The record's most dominant concepts seem excavated from burned-out pop tropes of the 2010s.
Diplo/Thomas Wesley
Credit: Emma Marie Jenkinson

Since his days as a Philadelphia DJ, Diplo — born Thomas Wesley Pentz — has been a master of distilling genres like Miami bass, baile funk, and dancehall into instantly grabbable songs that could captivate sweaty club kids and casual fans alike. On his second proper studio album, Diplo looks closer to home, claiming to take on country music with Diplo Presents Thomas Wesley Chapter 1: Snake Oil.

It's a savvy move by Diplo, who debuted his Thomas Wesley persona at 2019's Stagecoach Festival. In the past few years, shape-shifting duo Florida Georgia Line scored its second top-five crossover hit with the swaying Bebe Rexha collab "Meant to Be"; up-and-comers like Maren Morris and Kane Brown have lent their voices to big-tent electro-pop; and singers like the captivating Cam have forged their own path with nervy, smoldering tracks that are rooted in Dolly and the dance floor.

Cam winds up having the best moment on Snake Oil with "So Long," which places her quivering question-mark voice above a slightly Southern-fried redo of Clean Bandit's string-forward 2014 hit "Rather Be." The track is certainly the most fleshed-out of all the new material, and Cam's up-close vocal makes its gently pleading lyrics hit hard. It's surrounded by a bunch of slight sketches, though, a brevity that feels not based in concision as it does a lack of ideas.

The most dominant concepts, in fact, seem excavated from burned-out pop tropes of the 2010s. "Dance With Me," which pairs swaggering Nashville scion Thomas Rhett with surrealistic MC Young Thug, has the sort of lite-reggae beat that dominated pop radio during the mid-2010s, with any vocal idiosyncrasies ironed out in service of the wordless hook. "Heartless" (which appears here as a Morgan Wallen solo as well as a duet with him and uber-songwriter Julia Michaels) layers a bit of twang amidst its trap snares and weepy slide guitar. "Do Si Do" wastes the charming Blanco Brown on a growled, minimalistic update of Trace Adkins' 2005 ode to posteriors "Honky Tonk Badonkadonk," a studio in-joke that should have stayed in drafts.

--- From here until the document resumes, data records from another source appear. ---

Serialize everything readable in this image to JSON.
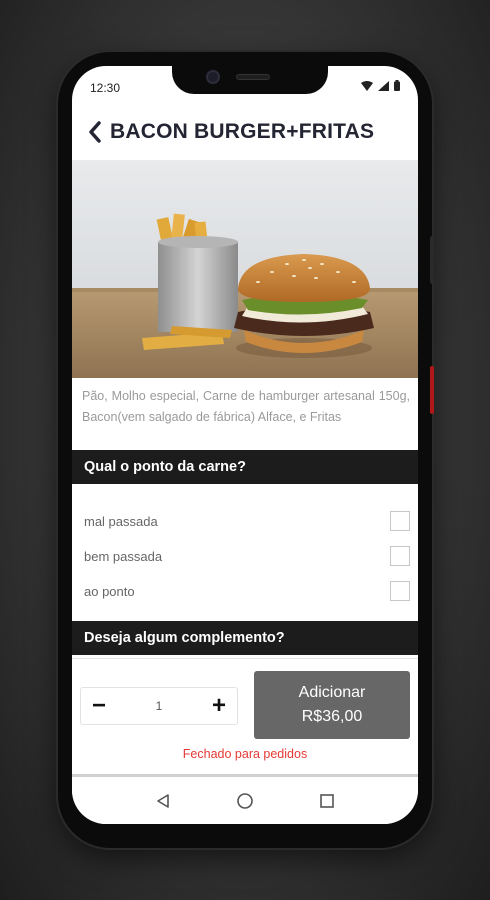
{
  "status_bar": {
    "time": "12:30",
    "icons": [
      "wifi-icon",
      "signal-icon",
      "battery-icon"
    ]
  },
  "header": {
    "back_icon": "chevron-left-icon",
    "title": "BACON BURGER+FRITAS"
  },
  "product": {
    "image": "burger-photo",
    "description": "Pão, Molho especial, Carne de hamburger artesanal 150g, Bacon(vem salgado de fábrica) Alface, e Fritas"
  },
  "section_doneness": {
    "title": "Qual o ponto da carne?",
    "options": [
      {
        "label": "mal passada",
        "checked": false
      },
      {
        "label": "bem passada",
        "checked": false
      },
      {
        "label": "ao ponto",
        "checked": false
      }
    ]
  },
  "section_complement": {
    "title": "Deseja algum complemento?"
  },
  "order": {
    "minus": "−",
    "quantity": "1",
    "plus": "+",
    "add_label": "Adicionar",
    "price": "R$36,00",
    "closed_message": "Fechado para pedidos"
  },
  "navigation": {
    "icons": [
      "back-triangle-icon",
      "home-circle-icon",
      "recents-square-icon"
    ]
  },
  "colors": {
    "section_bg": "#1c1c1c",
    "button_bg": "#676767",
    "closed_text": "#e53935",
    "title_text": "#232533"
  }
}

Snake Oil closes out with Diplo's remix of Lil Nas X's 2019 hit "Old Town Road," which comes from a similarly polyglot place as much of Diplo's best music, blending country vibes, hip-hop swagger, and a riff borrowed from Trent Reznor. Diplo's canny rework adds breakbeats and rhythms nicked from 2-step garage to Lil Nas X's moseying, giving it a different kind of dance-floor life. Unfortunately, its inclusion shines a harsh light on what Snake Oil is largely missing — namely, the sense of fun and camaraderie that made "Old Town Road," and even country's most tear-in-the-beer tracks, so endlessly listenable. Diplo's second album might be a cheeky bid to stake out a spot in Nashville, but the end result is largely a bummer, a collection of dourly self-conscious "chill" accessorized with the kind of cheap cowboy hat that gets left behind on the way to the festival parking lot.